One way to stand out (and, ultimately, the most important way), is to produce better thought leadership than your competitors; that is, more relevant, insightful, helpful, timely, and novel. But if no one knows how good your content is because no one is seeing it, it’s not doing you a lot of good. Firms must use the tools that attract the audience they want.
For FTI’s Craig, that means using “information graphics, social media, and search engine optimization – anything that can help improve the ranking of your thought leadership. If Google sees that people are tweeting about your thought leadership, or that you’ve got a PowerPoint on it, or a slide show that’s getting a lot of traction, [the search engines are] going to assume that your thought leadership is more important than others’ and rank it higher.” According to a 2013 study by SearchMetrics, high ranking URLs on Google correlate positively to a high number of “likes, shares, tweets, and plus-ones,” and the most important factor in getting a higher ranking is the number of links to that URL, not keywords.
Craig recommends working closely with skilled designers to develop visuals, typography, and colors that “capture the essence of the article’s message and tonality. As more material is being consumed online, it becomes more important to leverage the medium; that is, video, audio, interactive charts, etc.”
Also, the higher quality of the materials, the more effective they will be when readers encounter them online, or a consulting partner hands it to them in print.

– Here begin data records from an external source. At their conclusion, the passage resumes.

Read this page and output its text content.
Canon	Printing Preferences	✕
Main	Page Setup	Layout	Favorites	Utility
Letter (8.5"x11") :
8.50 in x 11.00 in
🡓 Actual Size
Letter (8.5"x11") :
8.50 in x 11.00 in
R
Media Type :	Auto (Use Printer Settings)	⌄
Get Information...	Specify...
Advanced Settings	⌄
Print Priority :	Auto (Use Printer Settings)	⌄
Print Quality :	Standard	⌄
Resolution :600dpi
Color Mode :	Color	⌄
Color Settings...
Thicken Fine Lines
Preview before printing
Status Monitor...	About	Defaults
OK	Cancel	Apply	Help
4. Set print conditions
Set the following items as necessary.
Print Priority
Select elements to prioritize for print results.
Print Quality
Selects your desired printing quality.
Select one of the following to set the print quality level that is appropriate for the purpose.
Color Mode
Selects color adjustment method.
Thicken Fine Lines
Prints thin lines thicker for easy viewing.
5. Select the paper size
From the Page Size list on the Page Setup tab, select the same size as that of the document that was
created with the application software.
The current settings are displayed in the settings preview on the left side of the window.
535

“I think because it’s so competitive to get your ideas recognized, it’s important to create a premium site where information can be downloaded and accessed in different formats,” says AlixPartner’s Breslaw. “A proliferation of publishing channels encourages greater content generation, which amplifies competition, making it increasingly difficult to stand out.” Marketing, Breslaw says, must keep the customers’ needs in mind when presenting thought leadership so that “you’re not only providing high-quality content, but you’re giving them the right user experience whether they’re coming to you through mobile, iPad, or desktop.”
Breslaw, like Craig, is a fan of information graphics that, she says, can “tell a story with a single slide. For online formats, that’s very compelling.”

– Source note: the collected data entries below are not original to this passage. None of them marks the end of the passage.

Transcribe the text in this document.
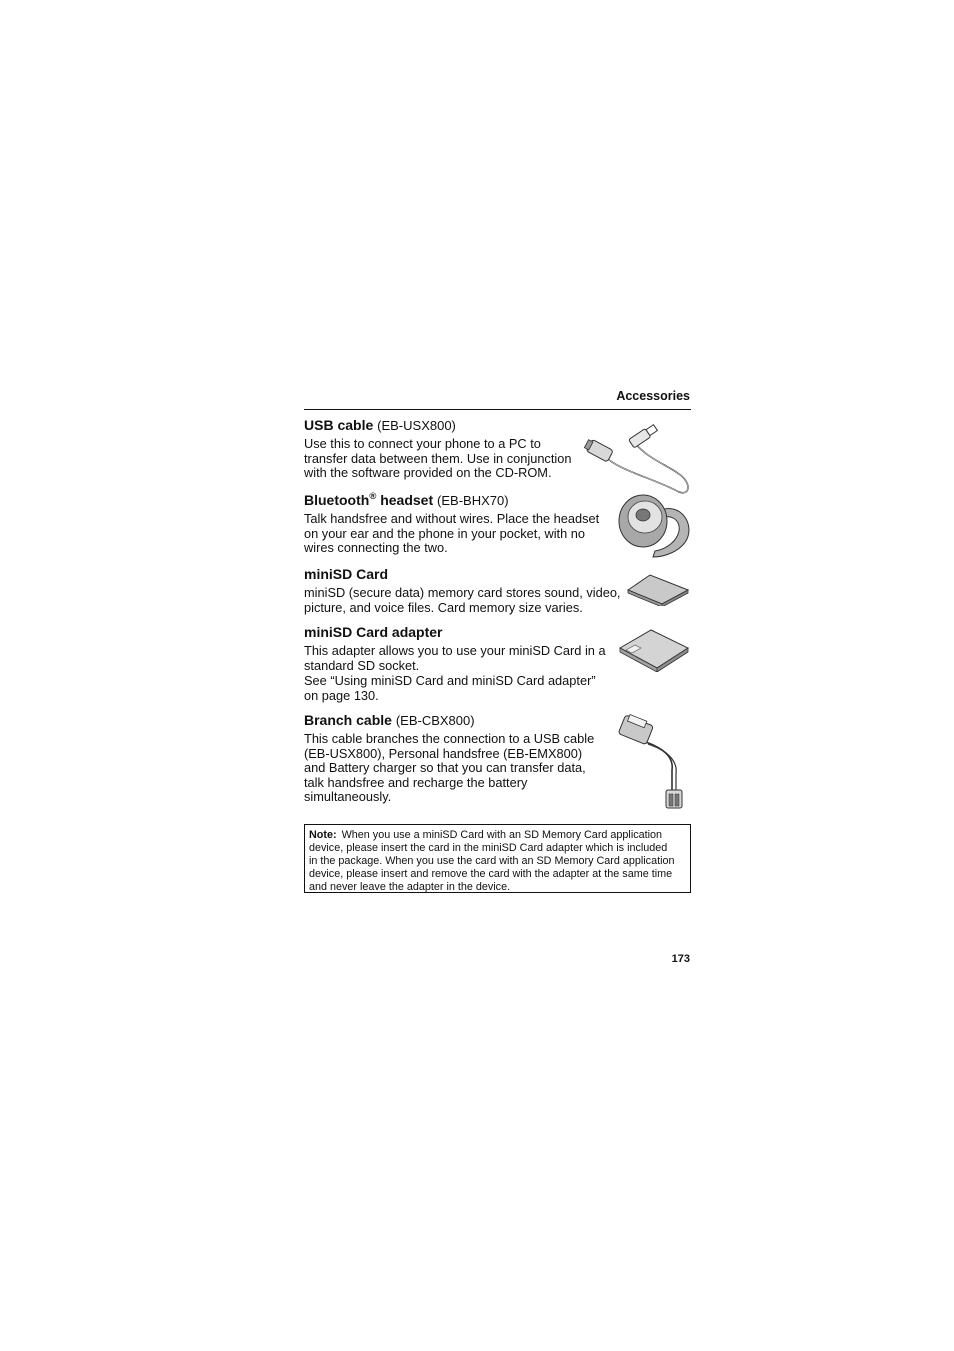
Accessories
USB cable (EB-USX800)

Use this to connect your phone to a PC to

transfer data between them. Use in conjunction

with the software provided on the CD-ROM.

Bluetooth® headset (EB-BHX70)

Talk handsfree and without wires. Place the headset

on your ear and the phone in your pocket, with no

wires connecting the two.

miniSD Card

miniSD (secure data) memory card stores sound, video,

picture, and voice files. Card memory size varies.

miniSD Card adapter

This adapter allows you to use your miniSD Card in a

standard SD socket.

See “Using miniSD Card and miniSD Card adapter”

on page 130.

Branch cable (EB-CBX800)

This cable branches the connection to a USB cable

(EB-USX800), Personal handsfree (EB-EMX800)

and Battery charger so that you can transfer data,

talk handsfree and recharge the battery

simultaneously.

Note: When you use a miniSD Card with an SD Memory Card application
device, please insert the card in the miniSD Card adapter which is included
in the package. When you use the card with an SD Memory Card application
device, please insert and remove the card with the adapter at the same time
and never leave the adapter in the device.
173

All the experts we spoke with agreed that the landscape for thought leadership was in the middle of an upheaval, and for professional services firms to remain agile and competitive, its development, production, and dissemination needs to be professionalized.
A 2012 Harvard Business Review article described what the authors saw as a profound change in B2B sales strategies. Instead of the old process of selling solutions (“I know your problem and I have a product that will solve it), today’s most successful sales organizations sell “insight” (“You don’t know you have a problem, but you do. Let me help you with it”).
When applied to professional services firms, insight selling’s name is thought leadership.